Clemente Tafuri was born in Salerno in 1903. The grandson of the genre painter Raffaele Tafuri, he began his training in the workshop of a local decorator, before completing his studies at the Academy of Fine Arts in Naples, where he came into contact with the now elderly Vincenzo Migliaro. Soon, animated by a youthful exuberance and an instinctive and energetic chromatic stroke, he attracted the attention of critics with scenes of daily life, landscapes and figure paintings.
A dynamic and luminous painting: between Neapolitan realism and the re-elaboration of seventeenth-century styles
Although Clemente Tafuri was born and bred in the early 20th century, the key to his artistic success lay in his reworking of the typical stylistic features of the Neapolitan School of the second half of the 19th century, from which he accepted the attention to life, the dynamic chromatism, made up of lively, rapid touches, and the handling of light, with suggestions not only from the painting of Francesco Paolo Michetti, but also from the 17th century.
Sudden flashes of grazing light illuminate chromatic details that emerge from dark backgrounds and gloomy settings, bringing to mind the painting of Caravaggio and the Caravaggisti, which he came to know during his years at the Academy, thanks also to his closeness to Vincenzo Migliaro.
Migliaro, a pupil of Domenico Morelli, but also a profound connoisseur of seventeenth-century Neapolitan painting, passed on to the young Tafuri certain chromatic values that we find again and again in his handling of reality and in his reinterpretation of Neapolitan realism through a lively, synthetic touch, rich in suggestive, almost material highlights.
In his scenes of everyday life, genre paintings and portraits, the painter from Salerno is also able to skilfully conduct an accurate observation of Antonio Mancini’s realism, which can be seen above all in the faces of fishermen, gypsy girls, peasants and fishmongers, which he brings to life with a quick, dynamic and luminous realism.
Clemente Tafuri’s critical success began in the 1930s, after his participation in the Salerno Art Exhibition in 1933, when he presented to the general public his paintings with their bright colours and intense chiaroscuro passages.
Paintings Dedicated to War and African Colonialism
His pictorial immediacy, accompanied by full-bodied chromatic mixtures, characterises all the works he produced between the 1930s and 1940s, which made Clemente Tafuri one of the last representatives of Neapolitan realism between the two wars. Among his most significant works are some war scenes, linked to the plates he produced for the “Domenica del Corriere”, which also show us his considerable work as an illustrator and advertising poster artist. Many of these illustrations are dedicated to the Spanish Civil War or the colonial conquests, which were then turned into postcards for the Boeri publishing house.
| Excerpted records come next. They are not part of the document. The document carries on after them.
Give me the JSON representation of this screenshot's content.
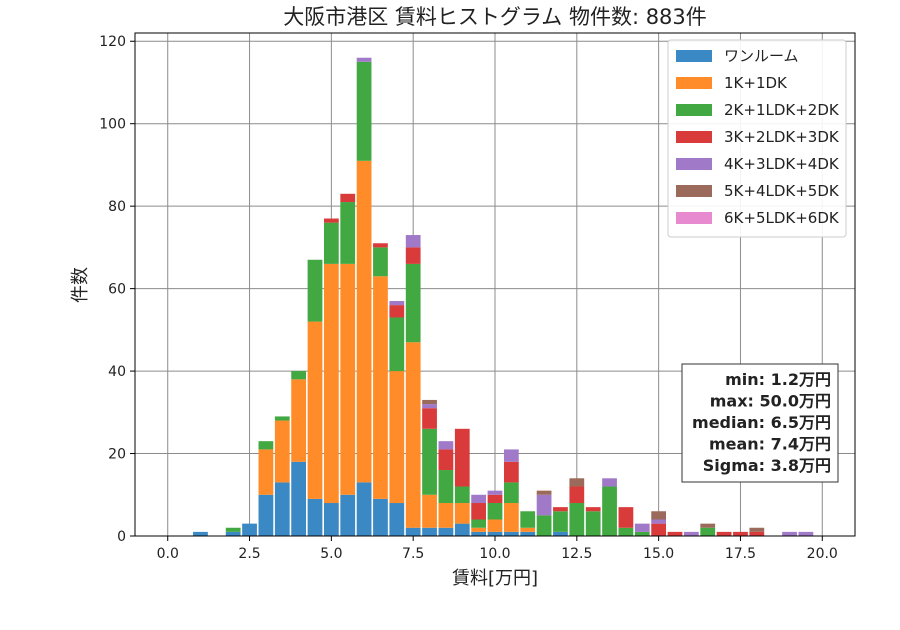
{
  "chart_data": {
    "type": "bar",
    "stacked": true,
    "title": "大阪市港区 賃料ヒストグラム 物件数: 883件",
    "xlabel": "賃料[万円]",
    "ylabel": "件数",
    "xlim": [
      -1.0,
      21.0
    ],
    "ylim": [
      0,
      122
    ],
    "x_ticks": [
      0.0,
      2.5,
      5.0,
      7.5,
      10.0,
      12.5,
      15.0,
      17.5,
      20.0
    ],
    "x_tick_labels": [
      "0.0",
      "2.5",
      "5.0",
      "7.5",
      "10.0",
      "12.5",
      "15.0",
      "17.5",
      "20.0"
    ],
    "y_ticks": [
      0,
      20,
      40,
      60,
      80,
      100,
      120
    ],
    "y_tick_labels": [
      "0",
      "20",
      "40",
      "60",
      "80",
      "100",
      "120"
    ],
    "grid": true,
    "legend_position": "top-right",
    "bin_width": 0.5,
    "bin_starts": [
      0.75,
      1.75,
      2.25,
      2.75,
      3.25,
      3.75,
      4.25,
      4.75,
      5.25,
      5.75,
      6.25,
      6.75,
      7.25,
      7.75,
      8.25,
      8.75,
      9.25,
      9.75,
      10.25,
      10.75,
      11.25,
      11.75,
      12.25,
      12.75,
      13.25,
      13.75,
      14.25,
      14.75,
      15.25,
      15.75,
      16.25,
      16.75,
      17.25,
      17.75,
      18.75,
      19.25
    ],
    "series": [
      {
        "name": "ワンルーム",
        "color": "#3a88c4",
        "values": [
          1,
          1,
          3,
          10,
          13,
          18,
          9,
          8,
          10,
          13,
          9,
          8,
          2,
          2,
          2,
          3,
          1,
          1,
          1,
          1,
          0,
          1,
          0,
          0,
          0,
          0,
          0,
          0,
          0,
          0,
          0,
          0,
          0,
          0,
          0,
          0
        ]
      },
      {
        "name": "1K+1DK",
        "color": "#ff8c28",
        "values": [
          0,
          0,
          0,
          11,
          15,
          20,
          43,
          58,
          56,
          78,
          54,
          32,
          45,
          8,
          6,
          5,
          1,
          3,
          7,
          1,
          0,
          0,
          0,
          0,
          0,
          0,
          0,
          0,
          0,
          0,
          0,
          0,
          0,
          0,
          0,
          0
        ]
      },
      {
        "name": "2K+1LDK+2DK",
        "color": "#42a942",
        "values": [
          0,
          1,
          0,
          2,
          1,
          2,
          15,
          10,
          15,
          24,
          7,
          13,
          19,
          16,
          8,
          4,
          2,
          4,
          5,
          4,
          5,
          5,
          8,
          6,
          12,
          2,
          1,
          0,
          0,
          0,
          2,
          0,
          0,
          0,
          0,
          0
        ]
      },
      {
        "name": "3K+2LDK+3DK",
        "color": "#d93a3a",
        "values": [
          0,
          0,
          0,
          0,
          0,
          0,
          0,
          1,
          2,
          0,
          1,
          3,
          4,
          5,
          5,
          14,
          4,
          2,
          5,
          0,
          0,
          1,
          4,
          1,
          0,
          5,
          0,
          3,
          1,
          0,
          0,
          1,
          1,
          1,
          0,
          0
        ]
      },
      {
        "name": "4K+3LDK+4DK",
        "color": "#a07ac8",
        "values": [
          0,
          0,
          0,
          0,
          0,
          0,
          0,
          0,
          0,
          1,
          0,
          1,
          3,
          1,
          2,
          0,
          2,
          1,
          3,
          0,
          5,
          0,
          0,
          0,
          2,
          0,
          2,
          1,
          0,
          1,
          0,
          0,
          0,
          0,
          1,
          1
        ]
      },
      {
        "name": "5K+4LDK+5DK",
        "color": "#9c6a5a",
        "values": [
          0,
          0,
          0,
          0,
          0,
          0,
          0,
          0,
          0,
          0,
          0,
          0,
          0,
          1,
          0,
          0,
          0,
          0,
          0,
          0,
          1,
          0,
          2,
          0,
          0,
          0,
          0,
          2,
          0,
          0,
          1,
          0,
          0,
          1,
          0,
          0
        ]
      },
      {
        "name": "6K+5LDK+6DK",
        "color": "#e88ad0",
        "values": [
          0,
          0,
          0,
          0,
          0,
          0,
          0,
          0,
          0,
          0,
          0,
          0,
          0,
          0,
          0,
          0,
          0,
          0,
          0,
          0,
          0,
          0,
          0,
          0,
          0,
          0,
          0,
          0,
          0,
          0,
          0,
          0,
          0,
          0,
          0,
          0
        ]
      }
    ],
    "stats": {
      "min": "min: 1.2万円",
      "max": "max: 50.0万円",
      "median": "median: 6.5万円",
      "mean": "mean: 7.4万円",
      "sigma": "Sigma: 3.8万円"
    }
  }
}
At the end of the 1930s, therefore, there were also some works aimed at underlining the Italian presence on the European imperialist scene, above all narrated through military exploits. In particular, for Italo Balbo, governor in Libya, he painted the fascinating portrait of the Libyan Zaptiè, wrapped in a bright red cloak that contrasts with the dark complexion of his haughty face, kept in the Museo Storico dell’Arma dei Carabinieri in Rome in Piazza Risorgimento. Other paintings by Tafuri are kept in the same Museum and they are dedicated to the Carabinieri, Gunu Gadu, dedicated to the battle in which Captain Bonsignore fell, and Resurrezione, from 1953, showing the sacrifice of Salvo D’Acquisto, intent on tearing off his shirt with great pathos, in order to open his chest to the Germans’ bullets, are also exhibited in the same museum.
At the slave trader
Within Clemente Tafuri’s colonialist production, particular attention should be paid to an Orientalist work from 1942 entitled At the slave trader. In this large, horizontal oil painting, the painter offers us a vision of an interior enveloped in darkness. The slave trader shows a particularly attractive one stripped of her dress, while the others surround her in brightly coloured clothes, listening to the kerar player, the typical Ethiopian lyre.
Tafuri skilfully and fluently re-proposes a classic topos of Orientalist and colonial iconography, that of the slave trade, depicting sensual and exotically fascinating female types. He uses a chromaticism enhanced by a dense and synthetic brushstroke, animated by sudden flashes of light reminiscent of Michetti’s painting. The Voto in the Galleria Nazionale, a key element in the Abruzzi painter’s production, returns in this masterpiece by Tafuri for several reasons: the choice of a monumental, horizontal format, the folkloric and popular theme, the selection of dark tones taken from 17th-century tradition and, above all, the fragmentation of form and colour. The juxtaposition of finished and deliberately unfinished parts is intended to portray a pungent, bleak realism, combining Fortuny’s range of light colours with dramatic shading.